Aline ressalta a necessidade de organização popular para barrar o processo de privatização e desvalorização da educação, promovido pelo executivo estadual.
"Zema tem feito uma política para acabar com a educação pública. Os projetos que esse governo vive propagandeando da educação repassam dinheiro público para empresas privadas. Isso não é pensar no futuro dos nossos jovens, é só interesse privado", afirma.
Projeto Somar
Como problema central para o ensino no estado, elas ressaltam o processo em curso de ampliação do projeto "Somar". A proposta consiste em "compartilhar" a gestão da educação pública com Organizações da Sociedade Civil (OSCs). Na avaliação da categoria, a iniciativa representa uma privatização da educação. "Essas empresas fazem a gestão das unidades escolares e, com isso, ficam responsáveis pela contratação de professores, interferem no projeto político pedagógico das escolas e gerem também a manutenção física e estrutural das escolas", explica Aline Maia.
Ela ressalta que empresas inerentemente buscam sempre o lucro, não sendo a qualidade do ensino ou bem estar dos alunos e profissionais a sua prioridade.

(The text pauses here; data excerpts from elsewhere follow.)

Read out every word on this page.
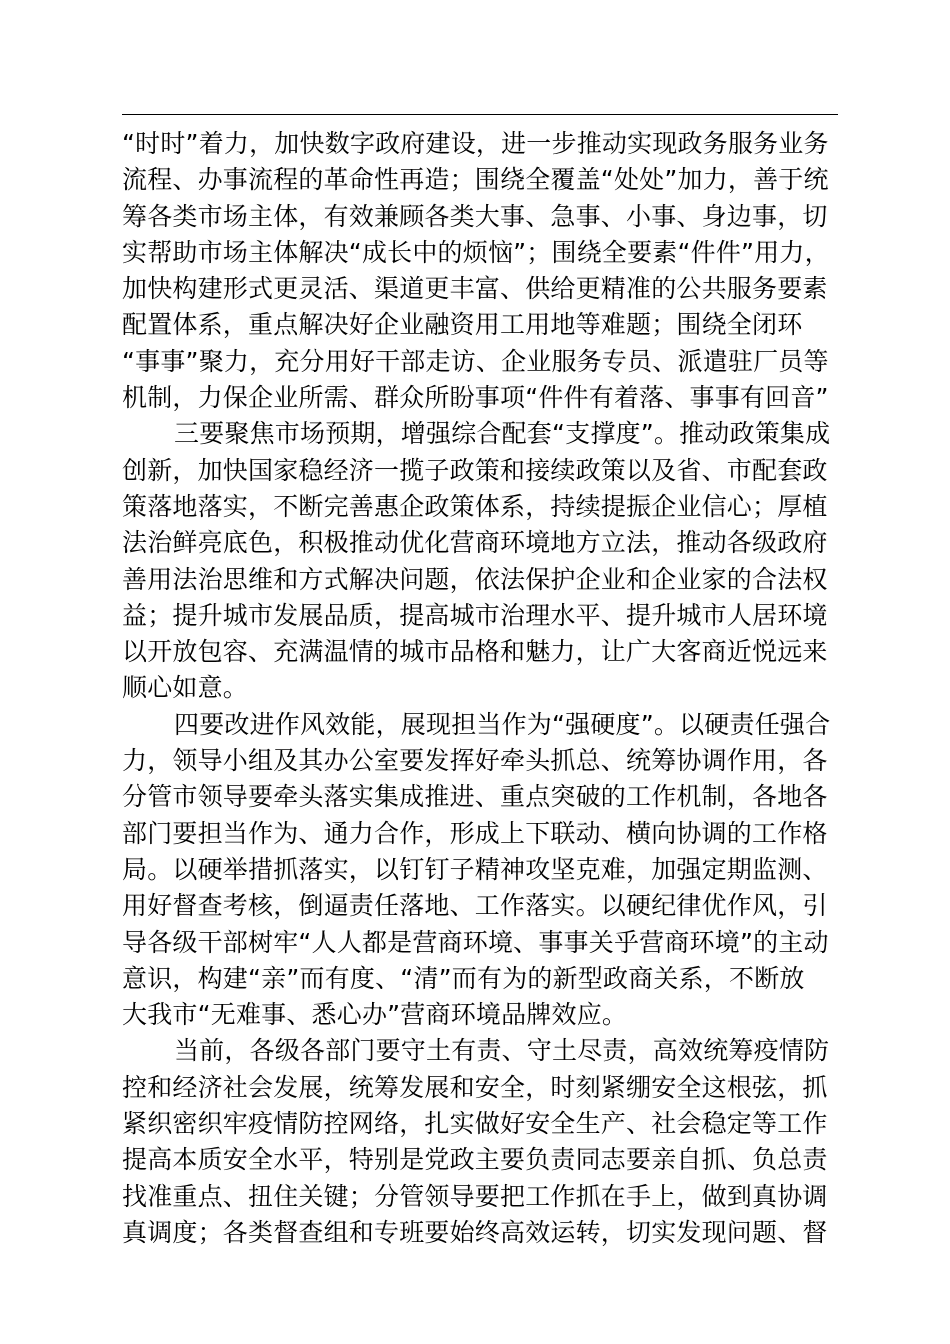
“时时”着力，加快数字政府建设，进一步推动实现政务服务业务
流程、办事流程的革命性再造；围绕全覆盖“处处”加力，善于统
筹各类市场主体，有效兼顾各类大事、急事、小事、身边事，切
实帮助市场主体解决“成长中的烦恼”；围绕全要素“件件”用力，
加快构建形式更灵活、渠道更丰富、供给更精准的公共服务要素
配置体系，重点解决好企业融资用工用地等难题；围绕全闭环
“事事”聚力，充分用好干部走访、企业服务专员、派遣驻厂员等
机制，力保企业所需、群众所盼事项“件件有着落、事事有回音”
三要聚焦市场预期，增强综合配套“支撑度”。推动政策集成
创新，加快国家稳经济一揽子政策和接续政策以及省、市配套政
策落地落实，不断完善惠企政策体系，持续提振企业信心；厚植
法治鲜亮底色，积极推动优化营商环境地方立法，推动各级政府
善用法治思维和方式解决问题，依法保护企业和企业家的合法权
益；提升城市发展品质，提高城市治理水平、提升城市人居环境
以开放包容、充满温情的城市品格和魅力，让广大客商近悦远来
顺心如意。
四要改进作风效能，展现担当作为“强硬度”。以硬责任强合
力，领导小组及其办公室要发挥好牵头抓总、统筹协调作用，各
分管市领导要牵头落实集成推进、重点突破的工作机制，各地各
部门要担当作为、通力合作，形成上下联动、横向协调的工作格
局。以硬举措抓落实，以钉钉子精神攻坚克难，加强定期监测、
用好督查考核，倒逼责任落地、工作落实。以硬纪律优作风，引
导各级干部树牢“人人都是营商环境、事事关乎营商环境”的主动
意识，构建“亲”而有度、“清”而有为的新型政商关系，不断放
大我市“无难事、悉心办”营商环境品牌效应。
当前，各级各部门要守土有责、守土尽责，高效统筹疫情防
控和经济社会发展，统筹发展和安全，时刻紧绷安全这根弦，抓
紧织密织牢疫情防控网络，扎实做好安全生产、社会稳定等工作
提高本质安全水平，特别是党政主要负责同志要亲自抓、负总责
找准重点、扭住关键；分管领导要把工作抓在手上，做到真协调
真调度；各类督查组和专班要始终高效运转，切实发现问题、督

"Essas empresas não vão assumir a gestão de uma escola porque são 'boazinhas' e querem voluntariamente melhorar a educação pública. Para existirem, elas precisam maximizar lucros e, para fazer isso, vão tirar do salário dos trabalhadores, da quantidade de funcionários, da compra de materiais para escola e por aí vai", ressalta Aline.
Segundo Marcilia, essa precarização já está em curso.
"As informações que temos é de queda na qualidade da merenda e um tratamento dos estudantes como produto. O Projeto Somar é a culminância de um governo que nunca valorizou os professores e é, hoje, nosso maior desafio na rede pública. Nossa luta tem sido para que essa pauta saia da bolha dos profissionais da educação", destaca.
Caminhos de melhoria
Apesar do cenário difícil, os professores seguem atuantes. Para Aline, o caminho da melhora está na luta coletiva, uma vez que, como categoria unida, os professores têm mais força de reivindicação.
"Precisamos retomar o sentido de sermos professores, valorizar os nossos, fortalecer as assembleias escolares, a gestão democrática nas escolas e manter o diálogo sincero com as comunidades escolares sobre esses desafios. Os sindicatos têm papel fundamental nisso. Foi com a organização sindical que conquistamos muitos direitos que temos hoje", reitera.
"O neoliberalismo quer nos fazer acreditar que ou vencemos sozinhos ou a culpa é do indivíduo que não se esforçou o suficiente para 'chegar lá'. As experiências na educação que deram certo nunca foram individuais. Sabemos a potência das comunidades escolares para reivindicar algo. Sabemos qual é o tamanho da nossa categoria quando estamos organizados e lutando contra retrocessos. Nossa força está na coletividade", conclui Aline Maia.
A história da data
A data é feriado escolar desde 14 de outubro de 1963, quando o então presidente, João Goulart, assinou o decreto nº 52.682, estipulando que, a fim de "comemorar condignamente o dia do professor, os estabelecimentos de ensino farão promover solenidades, em que se enalteça a função do mestre na sociedade moderna, fazendo delas participar os alunos e as famílias".
O outro lado
A reportagem procurou o governo de Minas para comentar sobre as denúncias. A matéria será atualizada, caso haja um posicionamento.